Тормознул, моргнул аварийкой, открыл правую дверь.
— Вам куда?
— В Пе-е-ензу, — провыла она и полезла в кабину раньше, чем я успел подумать. От неё несло вином и сигаретами, дорогими, с каким-то ароматизатором. — Меня высадили-и. Прямо тут. Скоти-ина.
— Кто высадил?
— Таксист. Я ему слово, он мне десять. Развернулся и выкинул, представляешь? Меня. Тут одну. Ночью.

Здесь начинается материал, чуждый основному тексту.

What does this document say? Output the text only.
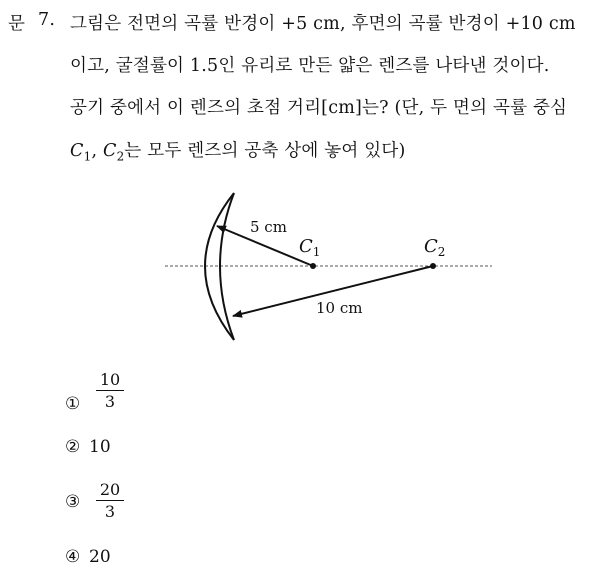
문 7. 그림은 전면의 곡률 반경이 +5 cm, 후면의 곡률 반경이 +10 cm
이고, 굴절률이 1.5인 유리로 만든 얇은 렌즈를 나타낸 것이다.
공기 중에서 이 렌즈의 초점 거리[cm]는? (단, 두 면의 곡률 중심
$C_1$, $C_2$는 모두 렌즈의 공축 상에 놓여 있다)
5 cm
10 cm
$C_1$	$C_2$
① $\frac{10}{3}$
② 10
③ $\frac{20}{3}$
④ 20
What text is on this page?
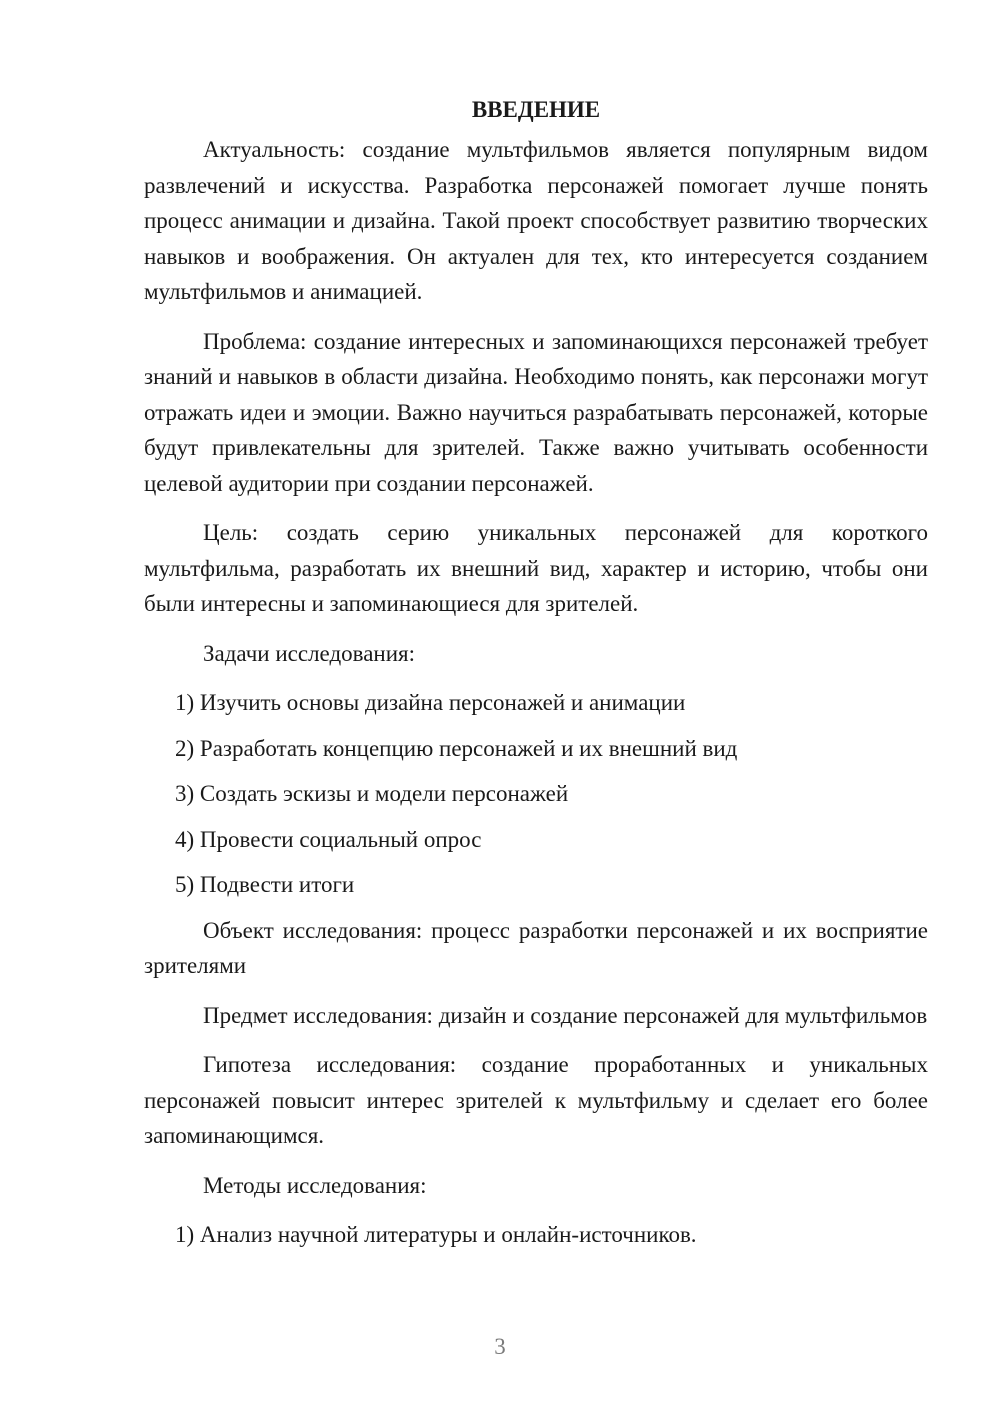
ВВЕДЕНИЕ

Актуальность: создание мультфильмов является популярным видом развлечений и искусства. Разработка персонажей помогает лучше понять процесс анимации и дизайна. Такой проект способствует развитию творческих навыков и воображения. Он актуален для тех, кто интересуется созданием мультфильмов и анимацией.

Проблема: создание интересных и запоминающихся персонажей требует знаний и навыков в области дизайна. Необходимо понять, как персонажи могут отражать идеи и эмоции. Важно научиться разрабатывать персонажей, которые будут привлекательны для зрителей. Также важно учитывать особенности целевой аудитории при создании персонажей.

Цель: создать серию уникальных персонажей для короткого мультфильма, разработать их внешний вид, характер и историю, чтобы они были интересны и запоминающиеся для зрителей.

Задачи исследования:

1) Изучить основы дизайна персонажей и анимации

2) Разработать концепцию персонажей и их внешний вид

3) Создать эскизы и модели персонажей

4) Провести социальный опрос

5) Подвести итоги

Объект исследования: процесс разработки персонажей и их восприятие зрителями

Предмет исследования: дизайн и создание персонажей для мультфильмов

Гипотеза исследования: создание проработанных и уникальных персонажей повысит интерес зрителей к мультфильму и сделает его более запоминающимся.

Методы исследования:

1) Анализ научной литературы и онлайн-источников.

3
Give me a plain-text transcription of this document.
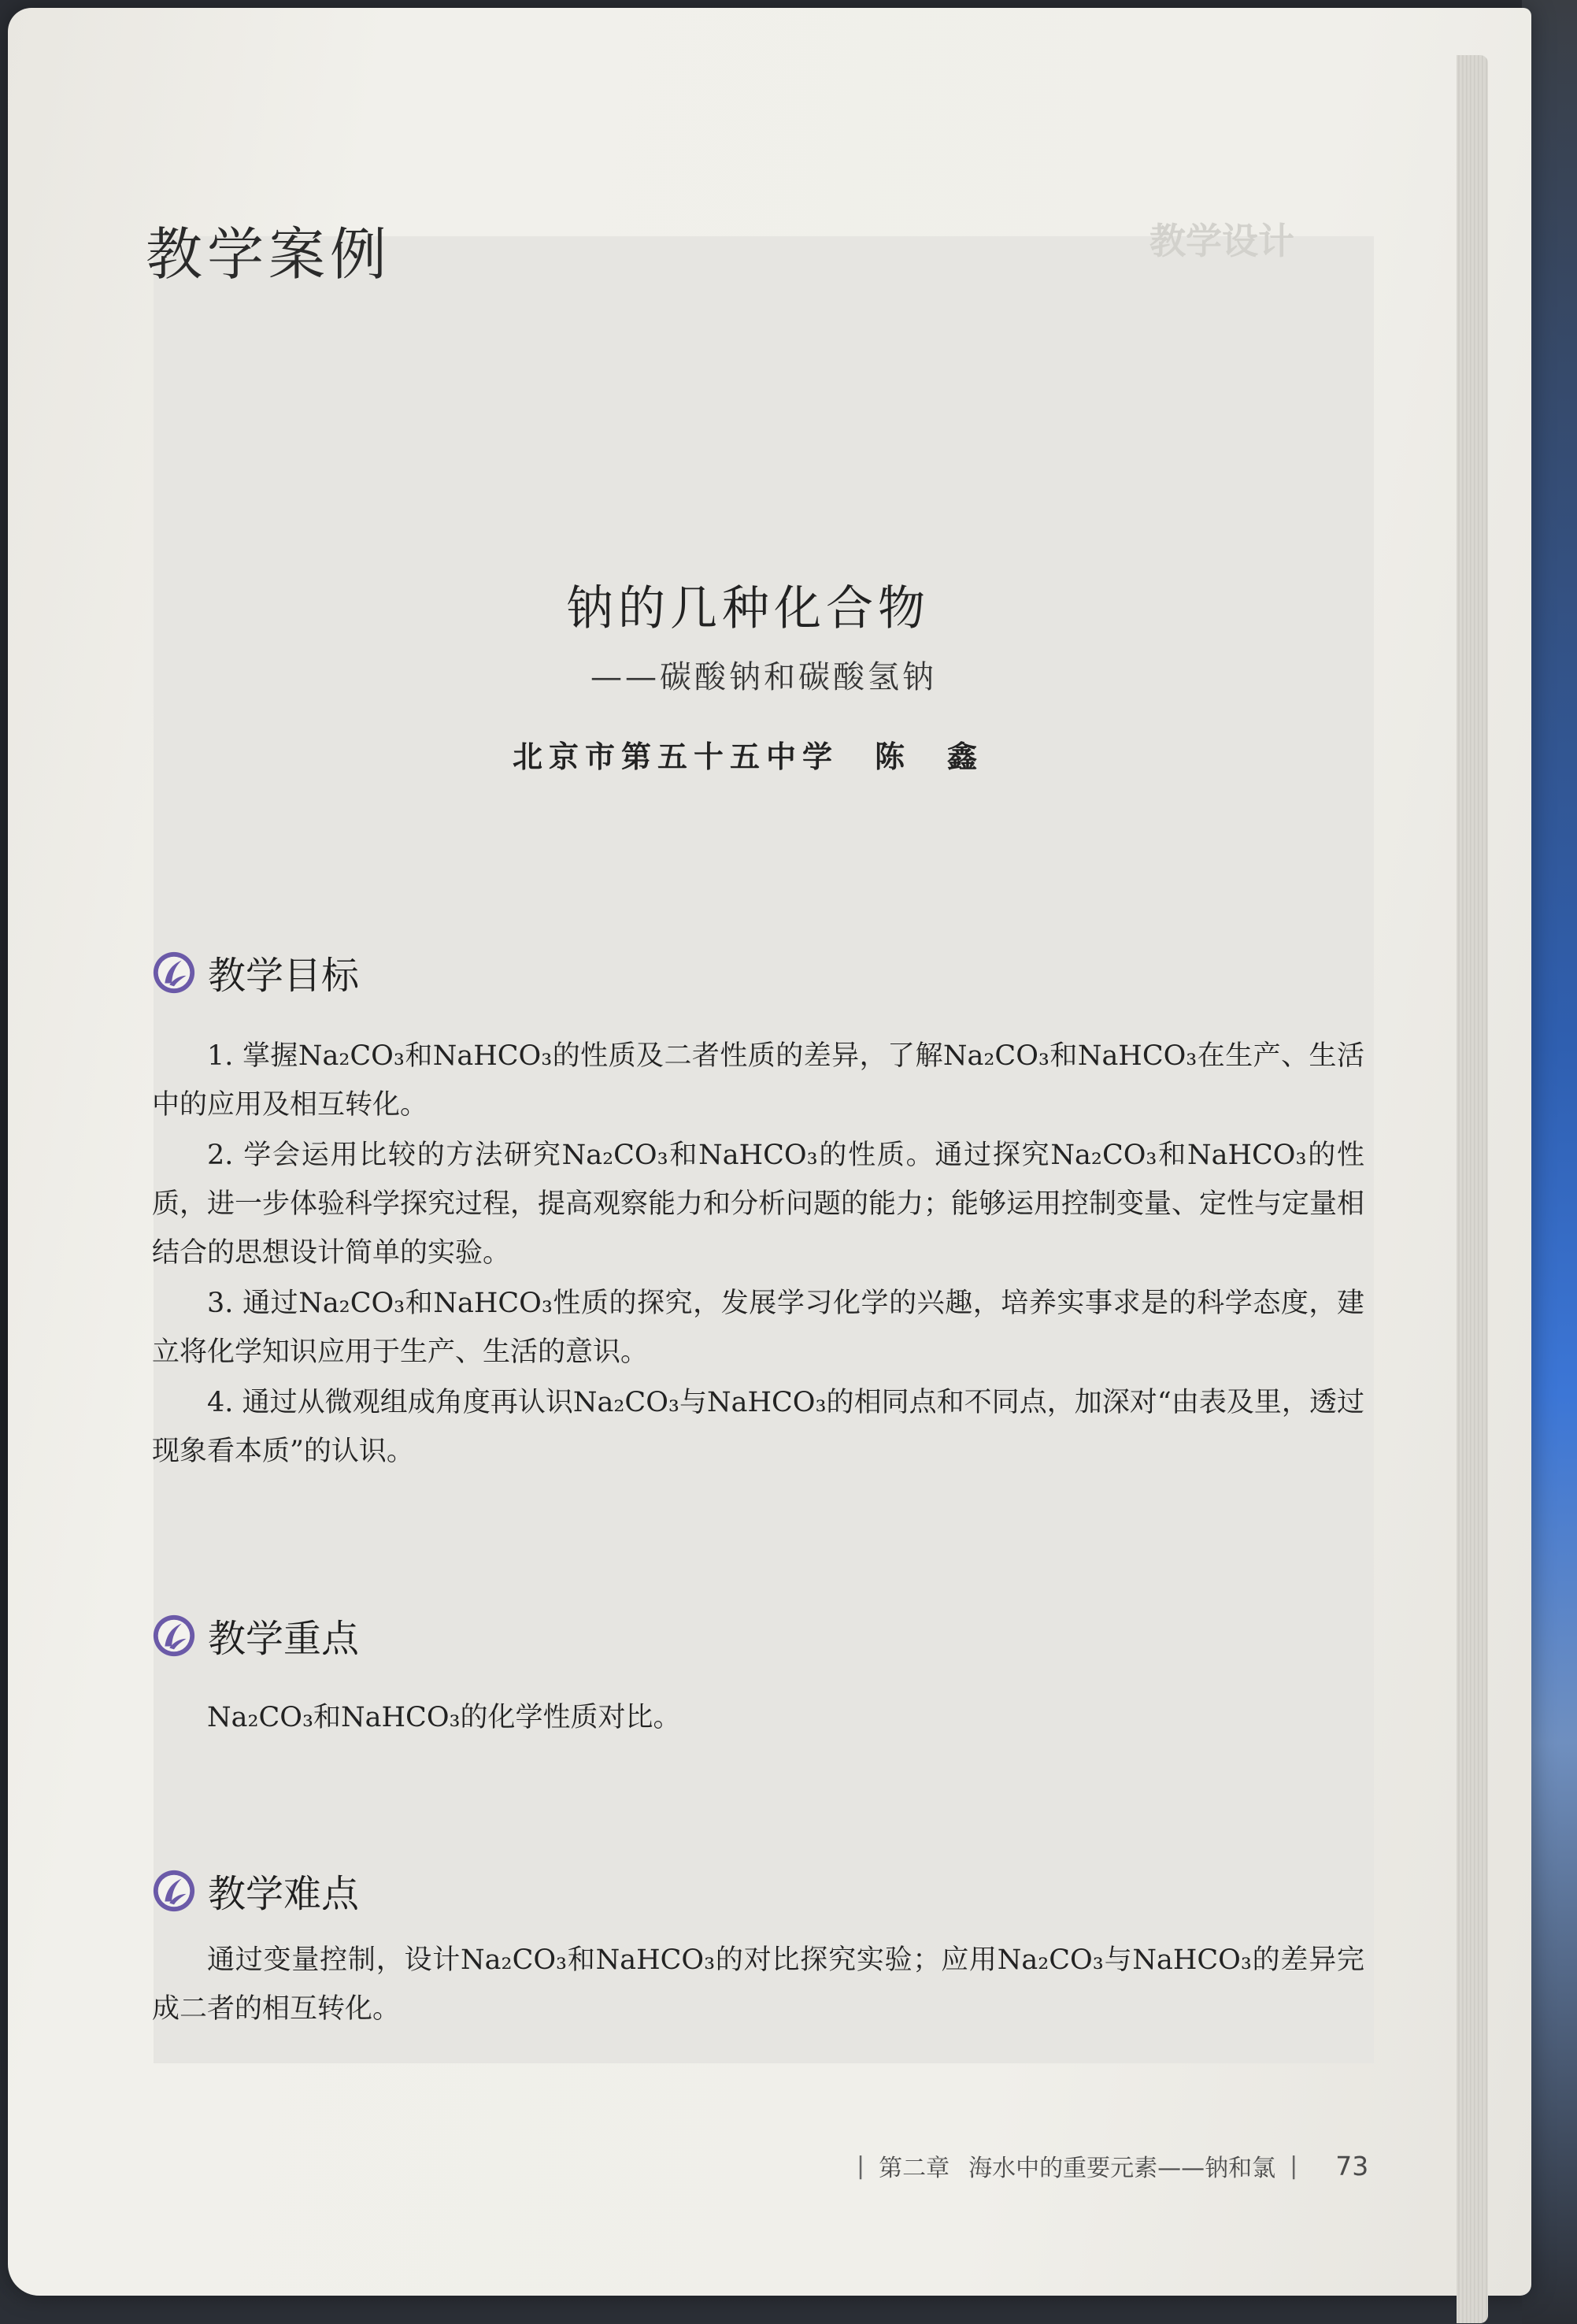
教学案例	教学设计
钠的几种化合物
——碳酸钠和碳酸氢钠
北京市第五十五中学　陈　鑫
教学目标

1. 掌握Na₂CO₃和NaHCO₃的性质及二者性质的差异，了解Na₂CO₃和NaHCO₃在生产、生活中的应用及相互转化。

2. 学会运用比较的方法研究Na₂CO₃和NaHCO₃的性质。通过探究Na₂CO₃和NaHCO₃的性质，进一步体验科学探究过程，提高观察能力和分析问题的能力；能够运用控制变量、定性与定量相结合的思想设计简单的实验。

3. 通过Na₂CO₃和NaHCO₃性质的探究，发展学习化学的兴趣，培养实事求是的科学态度，建立将化学知识应用于生产、生活的意识。

4. 通过从微观组成角度再认识Na₂CO₃与NaHCO₃的相同点和不同点，加深对“由表及里，透过现象看本质”的认识。

教学重点

Na₂CO₃和NaHCO₃的化学性质对比。

教学难点

通过变量控制，设计Na₂CO₃和NaHCO₃的对比探究实验；应用Na₂CO₃与NaHCO₃的差异完成二者的相互转化。

| 第二章 海水中的重要元素——钠和氯 | 73
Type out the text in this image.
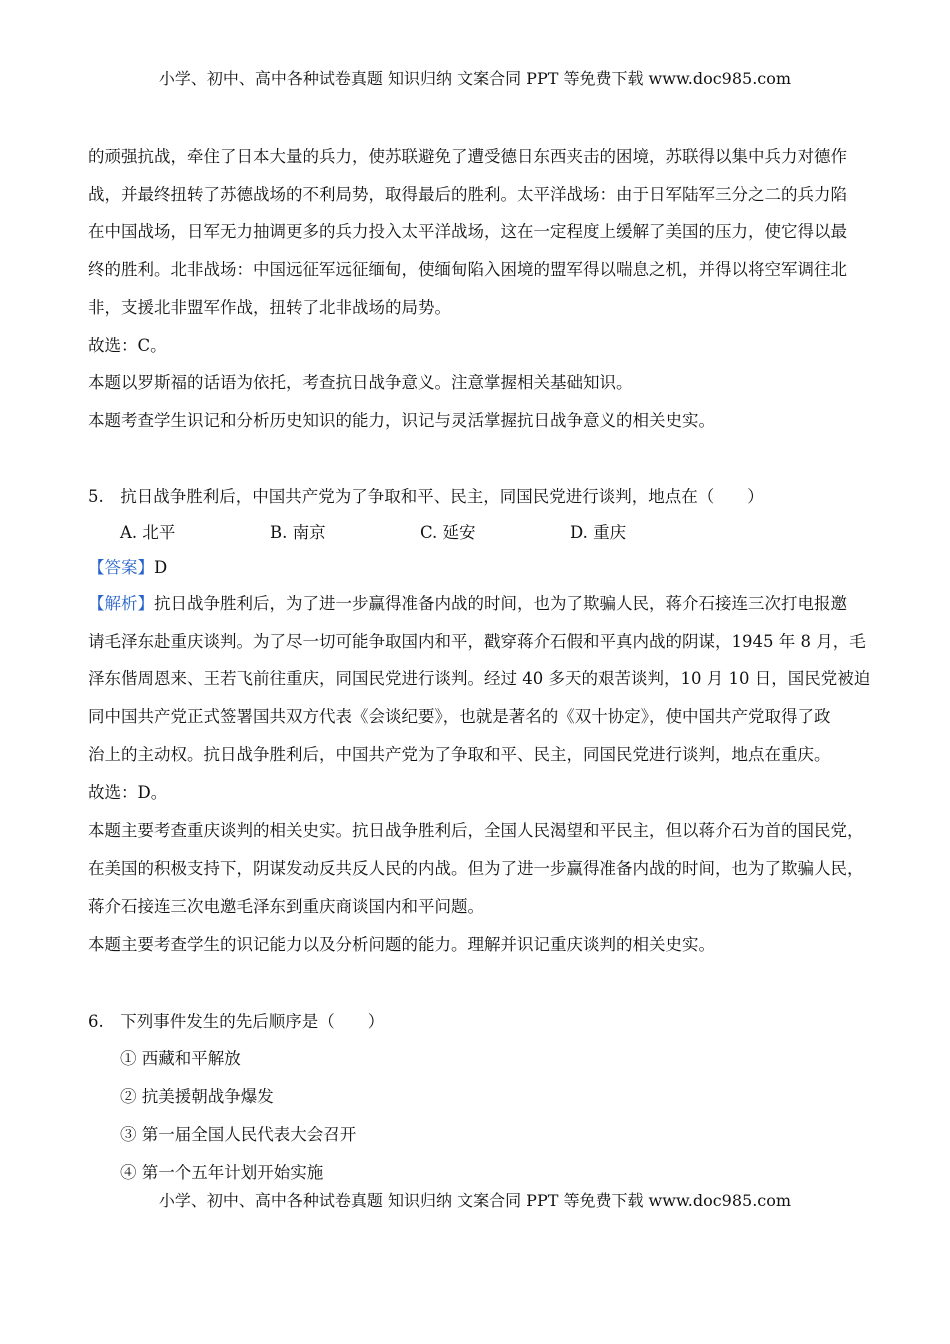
小学、初中、高中各种试卷真题 知识归纳 文案合同 PPT 等免费下载 www.doc985.com
的顽强抗战，牵住了日本大量的兵力，使苏联避免了遭受德日东西夹击的困境，苏联得以集中兵力对德作
战，并最终扭转了苏德战场的不利局势，取得最后的胜利。太平洋战场：由于日军陆军三分之二的兵力陷
在中国战场，日军无力抽调更多的兵力投入太平洋战场，这在一定程度上缓解了美国的压力，使它得以最
终的胜利。北非战场：中国远征军远征缅甸，使缅甸陷入困境的盟军得以喘息之机，并得以将空军调往北
非，支援北非盟军作战，扭转了北非战场的局势。
故选：C。
本题以罗斯福的话语为依托，考查抗日战争意义。注意掌握相关基础知识。
本题考查学生识记和分析历史知识的能力，识记与灵活掌握抗日战争意义的相关史实。
5.　抗日战争胜利后，中国共产党为了争取和平、民主，同国民党进行谈判，地点在（　　）
A. 北平	B. 南京	C. 延安	D. 重庆
【答案】D
【解析】抗日战争胜利后，为了进一步赢得准备内战的时间，也为了欺骗人民，蒋介石接连三次打电报邀
请毛泽东赴重庆谈判。为了尽一切可能争取国内和平，戳穿蒋介石假和平真内战的阴谋，1945 年 8 月，毛
泽东偕周恩来、王若飞前往重庆，同国民党进行谈判。经过 40 多天的艰苦谈判，10 月 10 日，国民党被迫
同中国共产党正式签署国共双方代表《会谈纪要》，也就是著名的《双十协定》，使中国共产党取得了政
治上的主动权。抗日战争胜利后，中国共产党为了争取和平、民主，同国民党进行谈判，地点在重庆。
故选：D。
本题主要考查重庆谈判的相关史实。抗日战争胜利后，全国人民渴望和平民主，但以蒋介石为首的国民党，
在美国的积极支持下，阴谋发动反共反人民的内战。但为了进一步赢得准备内战的时间，也为了欺骗人民，
蒋介石接连三次电邀毛泽东到重庆商谈国内和平问题。
本题主要考查学生的识记能力以及分析问题的能力。理解并识记重庆谈判的相关史实。
6.　下列事件发生的先后顺序是（　　）
① 西藏和平解放
② 抗美援朝战争爆发
③ 第一届全国人民代表大会召开
④ 第一个五年计划开始实施
小学、初中、高中各种试卷真题 知识归纳 文案合同 PPT 等免费下载 www.doc985.com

Я представлял. Я очень хорошо представлял, за что таксист в третьем часу ночи выкидывает пьяного пассажира посреди трассы. Но вслух не сказал. Тронулся, прибавил печку — её знобило, и колотило, и она всё подтыкала под себя босые ноги, перепачканные у пятки чем-то тёмным. Звали Кристиной. Это я выяснил за первые три минуты, потому что она говорила без остановки, как будто кран сорвало.
— А ты хороший. Ты, видно, хороший. Сразу видно. Не то что эти все. У меня вот муж был, тоже думала — хороший, а он… — и пошла, и пошла. Про мужа, про подруг, с которыми гуляла, про какую-то Алёнку, которая её и подбила «оторваться», про то, что ей тридцать два, а жить нормально она так и не начала, и всё из-за мужиков, понимаешь, из-за мужиков, которые её всю жизнь подводят.
Я угукал и смотрел на дорогу. У меня на торпеде регистратор, двухканальный — один глаз на дорогу, второй в салон. Поставил полгода назад, после одной истории. Возил мужику плитку, он потом заявил, что я полпаллеты разбил и недовёз. Я-то знал, что довёз всё до штуки, а доказать — нечем. Чуть не попал на сорок тысяч. С тех пор камера в кабине пишет всё. Привычка — своё не отдавать. Тогда я ещё не понимал, что эта привычка мне жизнь спасёт. Но не буду забегать.
Довёз я её до Арбеково, она показала пальцем: вон тот дом, серый, с аркой. Словно я такси. Ну да ладно. Встал у подъезда. И тут она вдруг придвинулась.
— Ну? Спасибо сказать тебе, дорогой?
— В смысле? Дом ваш, сами дойдете?
— Ты че, непонятливый такой? Обнять даму не хочешь? — и руки тянет. — Я ж от души, у меня не сотрётся.
Я отстранился. Аккуратно, ладонь поднял — мол, давай пять, и хорош.
— Идите, Кристина. Спать пора уж. Да и я из-за вас опаздываю.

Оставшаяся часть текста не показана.